4. On 06/18/20 at 2:30 PM, during interview CNO (Chief Nursing Officer) and Manager of Intensive Care confirmed:
a. Advancement of the ET tube by the Registered Nurse on 04/26/20 should have been verified by X-ray to confirm proper placement.
b. If RN was unable to reach physician for an order for X-ray after advancing the ET tube, the chain of command should have been followed including contacting the CMO (Chief Medical Officer) and/or the ED (Emergency Department) physician.
c. The facility does not have a policy currently in place to determine who should adjust the tube placement and the verification process required to determine that the adjustment carried out resulted in proper ET tube placement. The MD (medical doctor) usually writes the orders for X-rays.
G. Record review of "Pulmonary Management" included in ICU nurse orientation revealed, normal PCO2 range is 35-45. P#1's PCO2 was 77 points higher than accepted normal range.

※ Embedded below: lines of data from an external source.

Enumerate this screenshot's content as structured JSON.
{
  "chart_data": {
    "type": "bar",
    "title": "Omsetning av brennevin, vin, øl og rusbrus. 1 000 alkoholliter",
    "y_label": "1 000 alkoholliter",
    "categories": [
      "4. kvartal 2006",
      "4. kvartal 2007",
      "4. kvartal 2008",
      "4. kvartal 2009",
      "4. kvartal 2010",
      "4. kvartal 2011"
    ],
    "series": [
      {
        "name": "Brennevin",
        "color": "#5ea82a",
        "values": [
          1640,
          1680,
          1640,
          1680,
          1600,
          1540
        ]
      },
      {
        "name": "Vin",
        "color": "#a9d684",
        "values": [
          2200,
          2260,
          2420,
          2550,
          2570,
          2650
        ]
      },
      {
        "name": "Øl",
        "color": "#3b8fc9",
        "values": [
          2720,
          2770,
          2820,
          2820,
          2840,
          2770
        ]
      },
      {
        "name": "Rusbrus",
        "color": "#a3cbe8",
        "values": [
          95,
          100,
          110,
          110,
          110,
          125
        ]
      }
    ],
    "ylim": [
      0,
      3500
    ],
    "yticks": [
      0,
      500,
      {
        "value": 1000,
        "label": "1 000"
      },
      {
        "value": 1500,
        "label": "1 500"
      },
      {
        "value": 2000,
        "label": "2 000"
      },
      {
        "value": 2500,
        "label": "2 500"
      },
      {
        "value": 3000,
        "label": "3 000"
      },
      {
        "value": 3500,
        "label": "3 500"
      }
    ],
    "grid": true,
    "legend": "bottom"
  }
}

H. Record review of facility policy "Chain of Command for Providers (Non-Responding and Disagreements)" dated 04/2018 revealed, "If a nurse or other staff questions or disagrees with a provider's order or management of a case, and believes the patient's safety of well-being may be at risk, this individual has the responsibility of communicating this concern using the procedures herein to resolve the issue. If the provider and nurse or other staff disagrees about the appropriateness of an order or management of a case and if the safety or well-being of the patient continues to be a question, it is the responsibility of the nurse or other staff to communicate this concern to the Director or House Supervisor who will then contact Medical Staff leadership (department chair, Chief of Staff - past, present, or elect."

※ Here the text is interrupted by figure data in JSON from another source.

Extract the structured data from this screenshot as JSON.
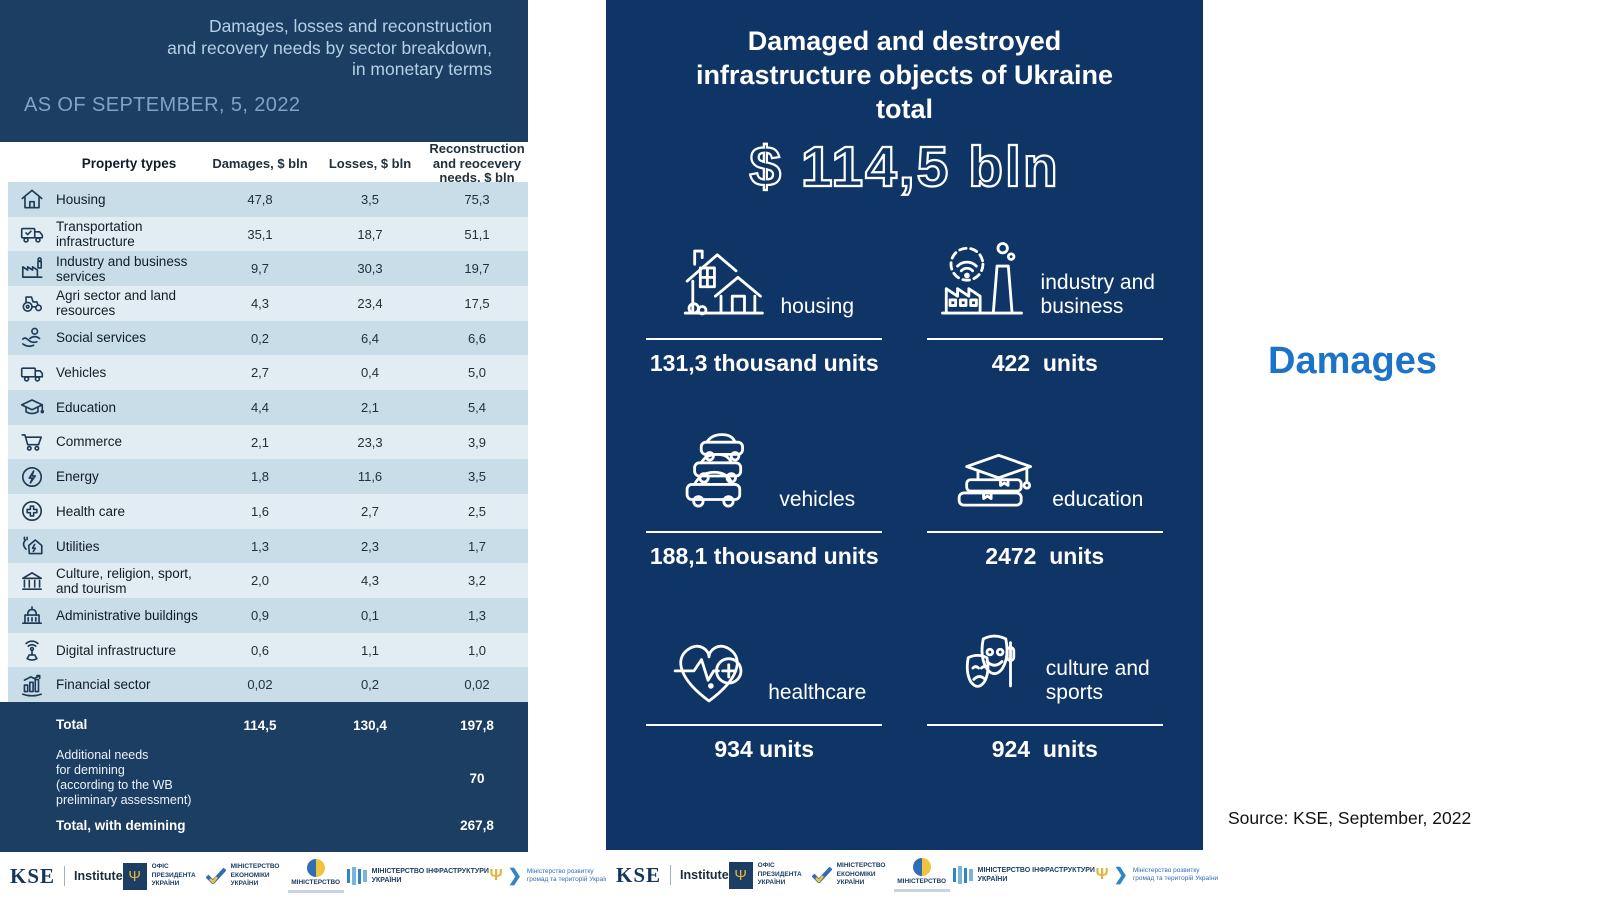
{
  "colors": {
    "navy_left": "#1d3e63",
    "navy_mid": "#0e3565",
    "row_dark": "#c9dde9",
    "row_light": "#e2edf3",
    "accent_blue": "#1b74c7",
    "gold": "#e0b53f"
  },
  "left_panel": {
    "title": "Damages, losses and reconstruction\nand recovery needs by sector breakdown,\nin monetary terms",
    "as_of": "AS OF SEPTEMBER, 5, 2022",
    "table": {
      "columns": [
        "Property types",
        "Damages, $ bln",
        "Losses, $ bln",
        "Reconstruction\nand reocevery\nneeds, $ bln"
      ],
      "rows": [
        {
          "icon": "house-icon",
          "label": "Housing",
          "damages": "47,8",
          "losses": "3,5",
          "reconstruction": "75,3"
        },
        {
          "icon": "truck-icon",
          "label": "Transportation infrastructure",
          "damages": "35,1",
          "losses": "18,7",
          "reconstruction": "51,1"
        },
        {
          "icon": "factory-icon",
          "label": "Industry and business services",
          "damages": "9,7",
          "losses": "30,3",
          "reconstruction": "19,7"
        },
        {
          "icon": "tractor-icon",
          "label": "Agri sector and land resources",
          "damages": "4,3",
          "losses": "23,4",
          "reconstruction": "17,5"
        },
        {
          "icon": "social-icon",
          "label": "Social services",
          "damages": "0,2",
          "losses": "6,4",
          "reconstruction": "6,6"
        },
        {
          "icon": "van-icon",
          "label": "Vehicles",
          "damages": "2,7",
          "losses": "0,4",
          "reconstruction": "5,0"
        },
        {
          "icon": "gradcap-icon",
          "label": "Education",
          "damages": "4,4",
          "losses": "2,1",
          "reconstruction": "5,4"
        },
        {
          "icon": "cart-icon",
          "label": "Commerce",
          "damages": "2,1",
          "losses": "23,3",
          "reconstruction": "3,9"
        },
        {
          "icon": "energy-icon",
          "label": "Energy",
          "damages": "1,8",
          "losses": "11,6",
          "reconstruction": "3,5"
        },
        {
          "icon": "health-icon",
          "label": "Health care",
          "damages": "1,6",
          "losses": "2,7",
          "reconstruction": "2,5"
        },
        {
          "icon": "utilities-icon",
          "label": "Utilities",
          "damages": "1,3",
          "losses": "2,3",
          "reconstruction": "1,7"
        },
        {
          "icon": "museum-icon",
          "label": "Culture, religion, sport, and tourism",
          "damages": "2,0",
          "losses": "4,3",
          "reconstruction": "3,2"
        },
        {
          "icon": "admin-icon",
          "label": "Administrative buildings",
          "damages": "0,9",
          "losses": "0,1",
          "reconstruction": "1,3"
        },
        {
          "icon": "digital-icon",
          "label": "Digital infrastructure",
          "damages": "0,6",
          "losses": "1,1",
          "reconstruction": "1,0"
        },
        {
          "icon": "financial-icon",
          "label": "Financial sector",
          "damages": "0,02",
          "losses": "0,2",
          "reconstruction": "0,02"
        }
      ],
      "total": {
        "label": "Total",
        "damages": "114,5",
        "losses": "130,4",
        "reconstruction": "197,8"
      },
      "demining": {
        "label": "Additional needs\nfor demining\n(according to the WB\npreliminary assessment)",
        "reconstruction": "70"
      },
      "total_with_demining": {
        "label": "Total, with demining",
        "reconstruction": "267,8"
      }
    }
  },
  "infographic": {
    "title": "Damaged and destroyed\ninfrastructure objects of Ukraine\ntotal",
    "total_amount": "$ 114,5 bln",
    "stats": [
      {
        "icon": "housing-big-icon",
        "label": "housing",
        "value": "131,3 thousand units"
      },
      {
        "icon": "industry-big-icon",
        "label": "industry and\nbusiness",
        "value": "422  units"
      },
      {
        "icon": "vehicles-big-icon",
        "label": "vehicles",
        "value": "188,1 thousand units"
      },
      {
        "icon": "education-big-icon",
        "label": "education",
        "value": "2472  units"
      },
      {
        "icon": "healthcare-big-icon",
        "label": "healthcare",
        "value": "934 units"
      },
      {
        "icon": "culture-big-icon",
        "label": "culture and\nsports",
        "value": "924  units"
      }
    ]
  },
  "right_panel": {
    "heading": "Damages",
    "source": "Source: KSE, September, 2022"
  },
  "logos": {
    "kse": {
      "text": "KSE",
      "suffix": "Institute"
    },
    "president": {
      "text": "ОФІС ПРЕЗИДЕНТА УКРАЇНИ"
    },
    "economy": {
      "text": "МІНІСТЕРСТВО ЕКОНОМІКИ УКРАЇНИ"
    },
    "culture": {
      "text": "МІНІСТЕРСТВО"
    },
    "infrastructure": {
      "text": "МІНІСТЕРСТВО ІНФРАСТРУКТУРИ УКРАЇНИ"
    },
    "communities": {
      "text": "Міністерство розвитку громад та територій України"
    }
  },
  "chart_data": [
    {
      "type": "table",
      "title": "Damages, losses and reconstruction and recovery needs by sector breakdown, in monetary terms",
      "as_of": "AS OF SEPTEMBER, 5, 2022",
      "columns": [
        "Property types",
        "Damages, $ bln",
        "Losses, $ bln",
        "Reconstruction and reocevery needs, $ bln"
      ],
      "rows": [
        [
          "Housing",
          47.8,
          3.5,
          75.3
        ],
        [
          "Transportation infrastructure",
          35.1,
          18.7,
          51.1
        ],
        [
          "Industry and business services",
          9.7,
          30.3,
          19.7
        ],
        [
          "Agri sector and land resources",
          4.3,
          23.4,
          17.5
        ],
        [
          "Social services",
          0.2,
          6.4,
          6.6
        ],
        [
          "Vehicles",
          2.7,
          0.4,
          5.0
        ],
        [
          "Education",
          4.4,
          2.1,
          5.4
        ],
        [
          "Commerce",
          2.1,
          23.3,
          3.9
        ],
        [
          "Energy",
          1.8,
          11.6,
          3.5
        ],
        [
          "Health care",
          1.6,
          2.7,
          2.5
        ],
        [
          "Utilities",
          1.3,
          2.3,
          1.7
        ],
        [
          "Culture, religion, sport, and tourism",
          2.0,
          4.3,
          3.2
        ],
        [
          "Administrative buildings",
          0.9,
          0.1,
          1.3
        ],
        [
          "Digital infrastructure",
          0.6,
          1.1,
          1.0
        ],
        [
          "Financial sector",
          0.02,
          0.2,
          0.02
        ]
      ],
      "total": [
        114.5,
        130.4,
        197.8
      ],
      "additional_needs_for_demining_reconstruction": 70,
      "total_with_demining_reconstruction": 267.8
    },
    {
      "type": "table",
      "title": "Damaged and destroyed infrastructure objects of Ukraine total $ 114,5 bln",
      "total_bln_usd": 114.5,
      "categories": [
        "housing",
        "industry and business",
        "vehicles",
        "education",
        "healthcare",
        "culture and sports"
      ],
      "values_units": [
        131300,
        422,
        188100,
        2472,
        934,
        924
      ],
      "value_labels": [
        "131,3 thousand units",
        "422 units",
        "188,1 thousand units",
        "2472 units",
        "934 units",
        "924 units"
      ]
    }
  ]
}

I. Record review of "Do Current Methods for Endotracheal Tube Cuff Inflation Create Pressures Above the Recommended Range? A Review of Evidence" Journal Perioperative Practice dated 2013 revealed, "The morbidity associated by an overinflated (hyperinflated) cuff has been regularly highlighted in literature, for example mucosal ulceration (ulcer development) and vocal cord paralysis (vocal cords unable to open and close properly, important for breathing speaking and swallowing)."
J. Record review of "Repositioning Endotracheal Tubes in the Intensive Care Unit: Depth Changes Poorly Correlate With Postrepositioning Radiographic Location" Journal Trauma Acute Care Surgery 2013 Jul:75(1) revealed, "ET repositioning based on measurement at the incisors (advancement or withdrawal) is inaccurate and the magnitude of the intervention does not correlate with the degree of error. Repositioning of ETs based on measurements at the incisors should be abandoned, or follow-up CXR (chest X-ray) images be obtained."
K. Record review of Pulmonologist Note dated 04/29/20 at 1700 (5:00 PM), revealed, "Called to bedside for suspicion of death. Patient terminally extubated (endotracheal tube removed) under comfort measures only. Patient unresponsive to verbal or painful stimuli (confirmation of death)."